Triangular Interleaver (5G-NR)

Hardware acceleration of physical layer (L1) error correction mapping
FPGA_ACCELERATED Verilog HLS Spartan-7 BRAM 3GPP_TS_38.212 TIMING_MET
[tldr]
<1.00µs Optimized Latency
Verified 3GPP Compliance
Lean Logic Utilization
100 MHz Core Clock
[context] what is the triangular interleaver?

In 5G-NR communications, interleaving protects data against burst errors. The 3GPP specification dictates writing data row-wise into an isosceles triangle and reading it column-wise.

[SOFTWARE CONCEPT] IN --> [ D0 D1 D2 D3 ] [ D4 D5 D6 ] [ D7 D8 ] [ D9 ] | OUT <-- [ D0 D4 D7 D9 D1 D5 D8 D2 D6 D3 ]
[architecture_evolution]

The optimization path focused on aligning 3GPP algorithms with FPGA hardware primitives for maximum concurrency.

Phase 1: The 3GPP Spec (Math Bottleneck)

The Naive Approach: Standard algorithms require determining a side length $T$ such that T(T+1)/2 ≥ E, then executing nested loops that dynamically skip null bits.

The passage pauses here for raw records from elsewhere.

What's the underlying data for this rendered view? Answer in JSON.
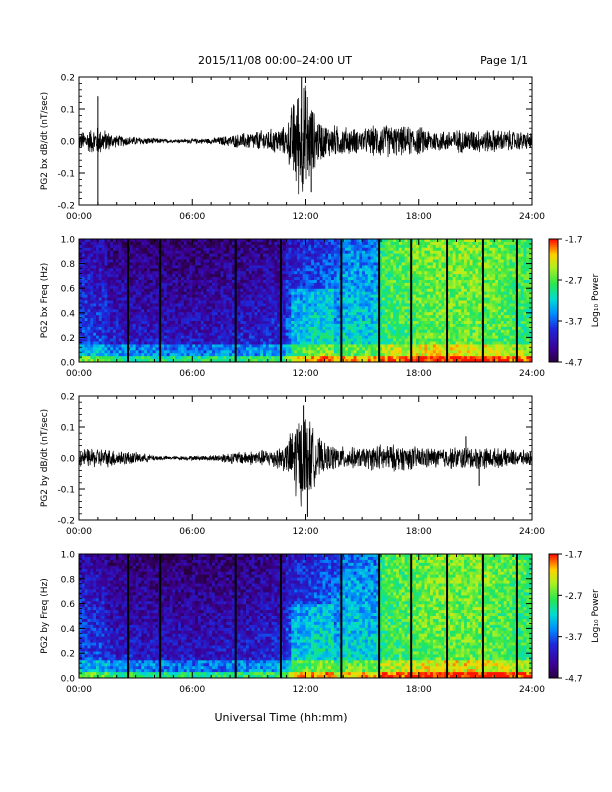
{
  "header": {
    "title": "2015/11/08  00:00–24:00 UT",
    "page": "Page 1/1"
  },
  "xaxis": {
    "label": "Universal Time (hh:mm)",
    "ticks": [
      "00:00",
      "06:00",
      "12:00",
      "18:00",
      "24:00"
    ]
  },
  "colorbar": {
    "label": "Log₁₀ Power",
    "ticks": [
      "-1.7",
      "-2.7",
      "-3.7",
      "-4.7"
    ]
  },
  "chart_data": [
    {
      "type": "line",
      "ylabel": "PG2 bx dB/dt (nT/sec)",
      "xlim": [
        0,
        24
      ],
      "ylim": [
        -0.2,
        0.2
      ],
      "yticks": [
        "0.2",
        "0.1",
        "0.0",
        "-0.1",
        "-0.2"
      ],
      "envelope": {
        "hours": [
          0,
          1,
          2,
          3,
          4,
          5,
          6,
          7,
          8,
          9,
          10,
          11,
          11.5,
          12,
          12.5,
          13,
          14,
          15,
          16,
          17,
          18,
          19,
          20,
          21,
          22,
          23,
          24
        ],
        "amplitude": [
          0.03,
          0.05,
          0.02,
          0.015,
          0.01,
          0.005,
          0.008,
          0.01,
          0.02,
          0.03,
          0.04,
          0.05,
          0.18,
          0.2,
          0.09,
          0.06,
          0.05,
          0.04,
          0.06,
          0.05,
          0.05,
          0.035,
          0.04,
          0.04,
          0.04,
          0.035,
          0.03
        ]
      },
      "spikes": [
        {
          "hour": 1.0,
          "value": -0.2
        },
        {
          "hour": 1.0,
          "value": 0.14
        },
        {
          "hour": 11.8,
          "value": 0.2
        },
        {
          "hour": 12.3,
          "value": -0.16
        }
      ]
    },
    {
      "type": "heatmap",
      "ylabel": "PG2 bx Freq (Hz)",
      "xlim": [
        0,
        24
      ],
      "ylim": [
        0,
        1.0
      ],
      "yticks": [
        "1.0",
        "0.8",
        "0.6",
        "0.4",
        "0.2",
        "0.0"
      ],
      "zlim": [
        -4.7,
        -1.7
      ],
      "gap_hours": [
        2.6,
        4.3,
        8.3,
        10.7,
        13.9,
        15.9,
        17.6,
        19.5,
        21.4,
        23.2
      ]
    },
    {
      "type": "line",
      "ylabel": "PG2 by dB/dt (nT/sec)",
      "xlim": [
        0,
        24
      ],
      "ylim": [
        -0.2,
        0.2
      ],
      "yticks": [
        "0.2",
        "0.1",
        "0.0",
        "-0.1",
        "-0.2"
      ],
      "envelope": {
        "hours": [
          0,
          1,
          2,
          3,
          4,
          5,
          6,
          7,
          8,
          9,
          10,
          11,
          11.5,
          12,
          12.5,
          13,
          14,
          15,
          16,
          17,
          18,
          19,
          20,
          21,
          22,
          23,
          24
        ],
        "amplitude": [
          0.03,
          0.035,
          0.03,
          0.02,
          0.01,
          0.006,
          0.008,
          0.01,
          0.02,
          0.025,
          0.03,
          0.05,
          0.15,
          0.17,
          0.09,
          0.05,
          0.04,
          0.035,
          0.05,
          0.045,
          0.04,
          0.035,
          0.04,
          0.04,
          0.035,
          0.03,
          0.025
        ]
      },
      "spikes": [
        {
          "hour": 11.9,
          "value": 0.17
        },
        {
          "hour": 12.1,
          "value": -0.19
        },
        {
          "hour": 21.2,
          "value": -0.09
        },
        {
          "hour": 20.5,
          "value": 0.07
        }
      ]
    },
    {
      "type": "heatmap",
      "ylabel": "PG2 by Freq (Hz)",
      "xlim": [
        0,
        24
      ],
      "ylim": [
        0,
        1.0
      ],
      "yticks": [
        "1.0",
        "0.8",
        "0.6",
        "0.4",
        "0.2",
        "0.0"
      ],
      "zlim": [
        -4.7,
        -1.7
      ],
      "gap_hours": [
        2.6,
        4.3,
        8.3,
        10.7,
        13.9,
        15.9,
        17.6,
        19.5,
        21.4,
        23.2
      ]
    }
  ]
}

The Bottleneck: Dynamic coordinate tracking is hard to do on hardware. Direct synthesis would generate high logic depth and multi-microsecond computation stalls. This approach was rejected during the design phase.

Phase 2: The Algorithmic Baseline (FSM Bottleneck)

The Optimization: We designed a baseline that precomputed structural offsets to avoid dynamic division at runtime. The data path used a state machine to track coordinates and resolve destination indices sequentially.

The Limit: While mathematically efficient, the state machine created a sequential data dependency. Processing bits one-by-one limited the effective throughput of the AXI4-Stream bus.

Phase 3: Final Optimized Architecture

Further Optimizations: By analyzing the deterministic nature of the triangle for specific block sizes, we restructured the data path to support concurrent bit-routing. The sequential index calculation was replaced with a parallel architecture.

The Result: The FPGA now resolves multiple bit positions simultaneously, achieving higher throughput and better performance, significantly lower than traditional iterative approaches.

[synthesis_results]
Architecture Phase Clock Target Complexity Resource Usage Timing Status Latency
Phase 1 (Naive) - High - - Rejected
Phase 2 (Baseline) 100 MHz Moderate Low MET Few Microseconds(5+)
Phase 3 (Parallel) 100 MHz Optimized Efficient MET Sub-µs

Constraints: Target was standard-compliant latency and minimal resource utilization. Phase 3 provides significant headroom for real-time 5G baseband processing.

[engineering_deep_dives]
Trade-offs: Logic Area vs. Latency

The final architecture balances hardware footprint with critical execution speed. By focusing on parallel data routing, we minimize the value of nanoseconds lost in the radio path. This approach also offloads the mathematical heavy-lifting from DSP slices, freeing them for other physical layer tasks.

Verification Methodology
3GPP Standard Validation
Design correctness was verified against the standard test cases defined by 3GPP specifications. The Verilog RTL output was bit-matched through C/RTL Co-simulation, covering diverse payload sizes with zero margin for error across all triangular null-skipping conditions.